Mas, segundo o advogado criminal Welton Roberto continua havendo pirotecnia na decretação da prisão de parlamentares em Alagoas. Ele lembrou que no caso de Albuquerque a Assembleia Legislativa (ALE) poderá opinar se haverá o andamento do processo durante o mandato dele, como já aconteceu antes com o parlamentar e ainda, com o governador Teotônio Vilela, que chegou a ser indiciado na Operação Navalha. Isso teria acontecido por conta da imunidade a qual detentores de cargos públicos têm direito.

“Governadores, deputados estaduais e federais e ainda, senadores têm direito a essa prerrogativa, prevista na Constituição Federal. Se a ALE decidir, o processo não anda enquanto o parlamentar está no mandato. Existiu um abuso em todos esses casos, é mais uma espetacularização. Não há nada no Código do Processo Penal dizendo que a pessoa tem que ser presa porque não é mais deputado, parece um julgamento prévio. Não existem fatos novos, como ameaça a testemunhas para reabrir esses processos depois de tanto tempo”, afirmou.
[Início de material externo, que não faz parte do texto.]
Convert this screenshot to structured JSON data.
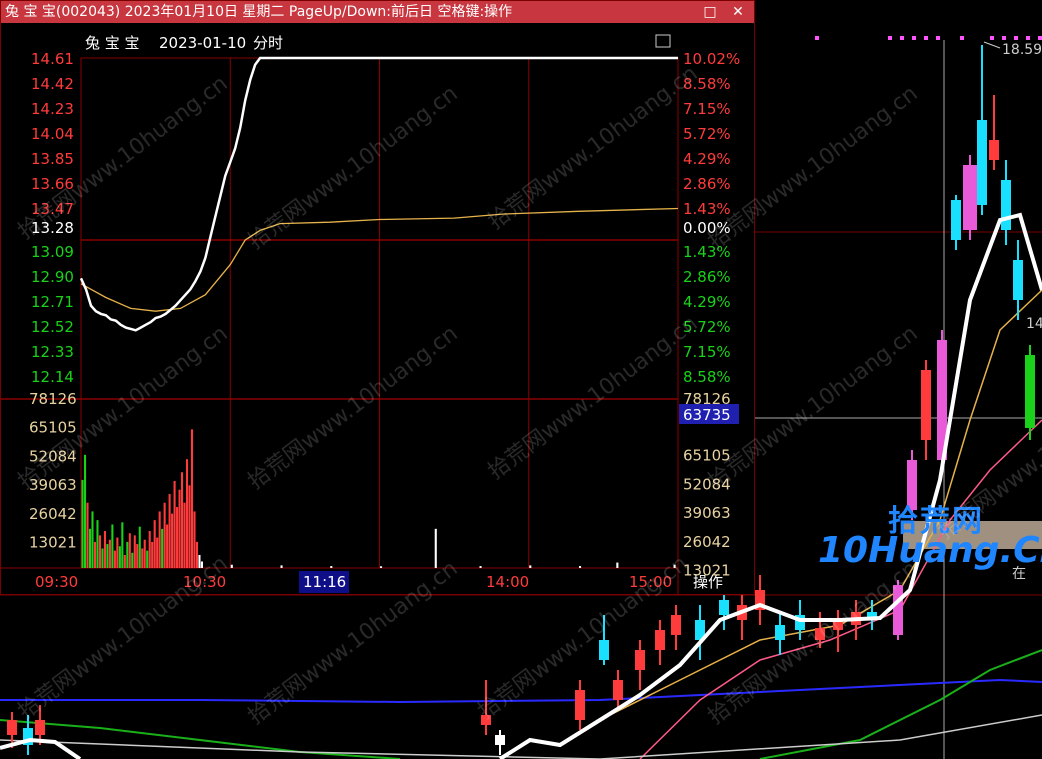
{
  "window": {
    "title": "兔 宝 宝(002043) 2023年01月10日 星期二 PageUp/Down:前后日 空格键:操作",
    "restore_icon": "restore-icon",
    "close_icon": "close-icon"
  },
  "header": {
    "stock_name": "兔 宝 宝",
    "date": "2023-01-10",
    "mode": "分时",
    "corner_icon": "expand-icon"
  },
  "colors": {
    "up": "#ff3b3b",
    "down": "#19d219",
    "neutral": "#ffffff",
    "price_line": "#ffffff",
    "avg_line": "#e6b34a",
    "grid": "#8a0000",
    "cursor_box": "#1010a0",
    "cursor_label": "#2020b0",
    "volume_axis": "#e8d2a0"
  },
  "chart_data": {
    "type": "line",
    "prev_close": 13.28,
    "price_axis": {
      "left_up": [
        "14.61",
        "14.42",
        "14.23",
        "14.04",
        "13.85",
        "13.66",
        "13.47"
      ],
      "left_center": "13.28",
      "left_down": [
        "13.09",
        "12.90",
        "12.71",
        "12.52",
        "12.33",
        "12.14"
      ],
      "right_up": [
        "10.02%",
        "8.58%",
        "7.15%",
        "5.72%",
        "4.29%",
        "2.86%",
        "1.43%"
      ],
      "right_center": "0.00%",
      "right_down": [
        "1.43%",
        "2.86%",
        "4.29%",
        "5.72%",
        "7.15%",
        "8.58%"
      ],
      "ylim": [
        12.14,
        14.61
      ]
    },
    "volume_axis": {
      "labels": [
        "78126",
        "65105",
        "52084",
        "39063",
        "26042",
        "13021"
      ],
      "ylim": [
        0,
        78126
      ],
      "cursor_value": "63735"
    },
    "time_axis": {
      "labels": [
        "09:30",
        "10:30",
        "11:16",
        "14:00",
        "15:00"
      ],
      "cursor_time": "11:16",
      "button_label": "操作"
    },
    "price_series": {
      "name": "",
      "points": [
        [
          0,
          13.0
        ],
        [
          2,
          12.92
        ],
        [
          4,
          12.8
        ],
        [
          6,
          12.76
        ],
        [
          8,
          12.74
        ],
        [
          10,
          12.73
        ],
        [
          12,
          12.7
        ],
        [
          14,
          12.69
        ],
        [
          16,
          12.66
        ],
        [
          18,
          12.64
        ],
        [
          20,
          12.63
        ],
        [
          22,
          12.62
        ],
        [
          24,
          12.64
        ],
        [
          26,
          12.66
        ],
        [
          28,
          12.68
        ],
        [
          30,
          12.71
        ],
        [
          32,
          12.72
        ],
        [
          34,
          12.74
        ],
        [
          36,
          12.77
        ],
        [
          38,
          12.8
        ],
        [
          40,
          12.84
        ],
        [
          42,
          12.88
        ],
        [
          44,
          12.92
        ],
        [
          46,
          12.98
        ],
        [
          48,
          13.05
        ],
        [
          50,
          13.15
        ],
        [
          52,
          13.3
        ],
        [
          54,
          13.45
        ],
        [
          56,
          13.6
        ],
        [
          58,
          13.75
        ],
        [
          60,
          13.85
        ],
        [
          62,
          13.95
        ],
        [
          64,
          14.1
        ],
        [
          66,
          14.3
        ],
        [
          68,
          14.45
        ],
        [
          70,
          14.56
        ],
        [
          72,
          14.61
        ],
        [
          240,
          14.61
        ]
      ]
    },
    "avg_series": {
      "name": "",
      "points": [
        [
          0,
          12.96
        ],
        [
          10,
          12.86
        ],
        [
          20,
          12.78
        ],
        [
          30,
          12.76
        ],
        [
          40,
          12.78
        ],
        [
          50,
          12.88
        ],
        [
          60,
          13.1
        ],
        [
          66,
          13.28
        ],
        [
          72,
          13.35
        ],
        [
          80,
          13.4
        ],
        [
          100,
          13.41
        ],
        [
          120,
          13.43
        ],
        [
          150,
          13.44
        ],
        [
          170,
          13.47
        ],
        [
          200,
          13.49
        ],
        [
          240,
          13.51
        ]
      ]
    },
    "volume_bars": [
      [
        0,
        40500,
        "down"
      ],
      [
        1,
        52000,
        "down"
      ],
      [
        2,
        30000,
        "up"
      ],
      [
        3,
        18000,
        "down"
      ],
      [
        4,
        26000,
        "down"
      ],
      [
        5,
        12000,
        "up"
      ],
      [
        6,
        22000,
        "down"
      ],
      [
        7,
        15000,
        "up"
      ],
      [
        8,
        9000,
        "down"
      ],
      [
        9,
        17000,
        "up"
      ],
      [
        10,
        11000,
        "down"
      ],
      [
        11,
        13000,
        "up"
      ],
      [
        12,
        20000,
        "down"
      ],
      [
        13,
        8000,
        "up"
      ],
      [
        14,
        14000,
        "up"
      ],
      [
        15,
        10000,
        "down"
      ],
      [
        16,
        21000,
        "down"
      ],
      [
        17,
        6000,
        "up"
      ],
      [
        18,
        12000,
        "down"
      ],
      [
        19,
        16000,
        "up"
      ],
      [
        20,
        7000,
        "down"
      ],
      [
        21,
        15000,
        "up"
      ],
      [
        22,
        11000,
        "up"
      ],
      [
        23,
        19000,
        "down"
      ],
      [
        24,
        9000,
        "up"
      ],
      [
        25,
        13000,
        "up"
      ],
      [
        26,
        8000,
        "down"
      ],
      [
        27,
        17000,
        "up"
      ],
      [
        28,
        12000,
        "up"
      ],
      [
        29,
        22000,
        "up"
      ],
      [
        30,
        14000,
        "up"
      ],
      [
        31,
        26000,
        "up"
      ],
      [
        32,
        18000,
        "down"
      ],
      [
        33,
        30000,
        "up"
      ],
      [
        34,
        20000,
        "up"
      ],
      [
        35,
        34000,
        "up"
      ],
      [
        36,
        25000,
        "up"
      ],
      [
        37,
        40000,
        "up"
      ],
      [
        38,
        28000,
        "up"
      ],
      [
        39,
        36000,
        "up"
      ],
      [
        40,
        44000,
        "up"
      ],
      [
        41,
        30000,
        "up"
      ],
      [
        42,
        50000,
        "up"
      ],
      [
        43,
        38000,
        "up"
      ],
      [
        44,
        63735,
        "up"
      ],
      [
        45,
        26000,
        "up"
      ],
      [
        46,
        12000,
        "up"
      ],
      [
        47,
        6000,
        "neutral"
      ],
      [
        48,
        3000,
        "neutral"
      ],
      [
        60,
        1500,
        "neutral"
      ],
      [
        80,
        1200,
        "neutral"
      ],
      [
        100,
        900,
        "neutral"
      ],
      [
        120,
        800,
        "neutral"
      ],
      [
        142,
        18000,
        "neutral"
      ],
      [
        160,
        900,
        "neutral"
      ],
      [
        180,
        1200,
        "neutral"
      ],
      [
        200,
        900,
        "neutral"
      ],
      [
        215,
        2500,
        "neutral"
      ],
      [
        238,
        1500,
        "neutral"
      ]
    ]
  },
  "background_chart": {
    "price_label": "18.59",
    "partial_label": "14",
    "right_label": "在",
    "candles_note": "",
    "logo_cn": "拾荒网",
    "logo_en": "Huang.CN",
    "logo_num": "10"
  },
  "watermark": {
    "text": "拾荒网www.10huang.cn"
  }
}
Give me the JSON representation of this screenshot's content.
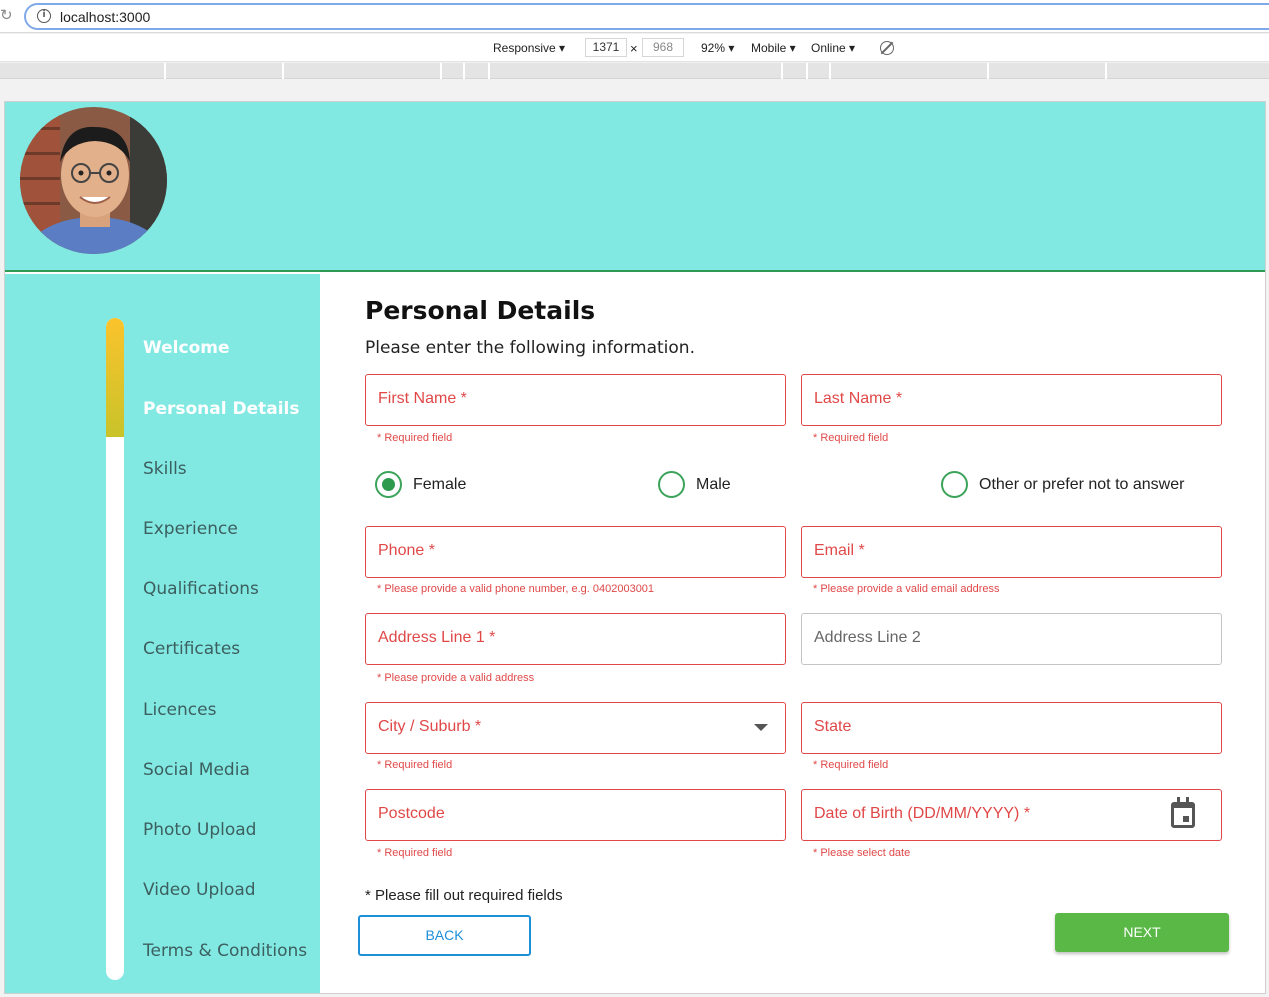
{
  "browser": {
    "url": "localhost:3000",
    "device_mode": "Responsive ▾",
    "width": "1371",
    "height": "968",
    "dimension_separator": "×",
    "zoom": "92% ▾",
    "device_type": "Mobile ▾",
    "throttling": "Online ▾"
  },
  "sidebar": {
    "progress_fraction": 0.18,
    "items": [
      {
        "label": "Welcome",
        "state": "completed"
      },
      {
        "label": "Personal Details",
        "state": "current"
      },
      {
        "label": "Skills",
        "state": "pending"
      },
      {
        "label": "Experience",
        "state": "pending"
      },
      {
        "label": "Qualifications",
        "state": "pending"
      },
      {
        "label": "Certificates",
        "state": "pending"
      },
      {
        "label": "Licences",
        "state": "pending"
      },
      {
        "label": "Social Media",
        "state": "pending"
      },
      {
        "label": "Photo Upload",
        "state": "pending"
      },
      {
        "label": "Video Upload",
        "state": "pending"
      },
      {
        "label": "Terms & Conditions",
        "state": "pending"
      }
    ]
  },
  "form": {
    "title": "Personal Details",
    "intro": "Please enter the following information.",
    "first_name": {
      "label": "First Name *",
      "helper": "* Required field"
    },
    "last_name": {
      "label": "Last Name *",
      "helper": "* Required field"
    },
    "gender": {
      "options": [
        "Female",
        "Male",
        "Other or prefer not to answer"
      ],
      "selected": "Female"
    },
    "phone": {
      "label": "Phone *",
      "helper": "* Please provide a valid phone number, e.g. 0402003001"
    },
    "email": {
      "label": "Email *",
      "helper": "* Please provide a valid email address"
    },
    "address1": {
      "label": "Address Line 1 *",
      "helper": "* Please provide a valid address"
    },
    "address2": {
      "label": "Address Line 2"
    },
    "city": {
      "label": "City / Suburb *",
      "helper": "* Required field"
    },
    "state": {
      "label": "State",
      "helper": "* Required field"
    },
    "postcode": {
      "label": "Postcode",
      "helper": "* Required field"
    },
    "dob": {
      "label": "Date of Birth (DD/MM/YYYY) *",
      "helper": "* Please select date"
    },
    "required_note": "* Please fill out required fields",
    "back_label": "BACK",
    "next_label": "NEXT"
  },
  "colors": {
    "accent_teal": "#82e8e2",
    "error_red": "#e04848",
    "success_green": "#5ab846",
    "link_blue": "#1e90d8",
    "progress_yellow": "#fbc32c"
  }
}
Welton Roberto lembrou que a imunidade parlamentar tem sido vista de forma pejorativa, mas não impediu que alguns processos tivessem prosseguimento, como no caso de Marcos Barbosa, acusado no assassinato do líder comunitário Baré Cola e que acabou sendo considerado inocente. “A Casa não fez nenhum tipo de intervenção no caso dele, tanto é que o Marcos Barbosa foi denunciado e julgado. Para o processo parar tem que haver a solicitação do partido político e a decisão precisa ser acatada pela maioria dos parlamentares", explicou.

Ele afirmou que os acusados poderiam responder em liberdade e ainda, que o desmembramento do processo vai permitir que João Beltrão seja julgado por um júri popular na Comarca onde ocorreu o crime, já que não é mais parlamentar e o caso de Albuquerque decidido no TJ. “Se o processo for retomado, são os desembargadores que irão julgar o deputado que tem o mandato. O TJ tem 180 dias para avaliar a situação desses parlamentares”,destacou.

Já o advogado Gustavo Ferreira lembrou que o foro privilegiado serve para preservar os parlamentares no exercício da função, mas que tem existido excessos, o que vem gerando reclamações da sociedade, pois os processos não andam. No entanto, ele acredita que haja interesse dos acusados para o julgamento, visando as próximas eleições, quando será aplicada a Lei Ficha Limpa, que não permite que pessoas que foram condenados por um colegiado de juízes concorram a cargos públicos.

“Ninguém quer ter pendências na Justiça após a criação dessa lei. Acho que o TJ vai usar critérios técnicos e também está prestando atenção nas reclamações da população. Não entendo algumas pessoas, porque se o processo não anda, elas reclamam e se volta a tramitar dizem que é pirotecnia. A imunidade continua existindo, por isso a justiça vê o que é possível fazer”, explicou.

Ele também acredita que haverá processos distintos, como ocorreu no caso da Operação Taturana. “O que será analisado é a parcela de culpa de cada acusado no crime e a partir daí, haverá a decisão. Mas, se três parlamentares respondem a um mesmo crime e um tem imunidade acho que o processo vai tramitar de forma diferente”, ressaltou.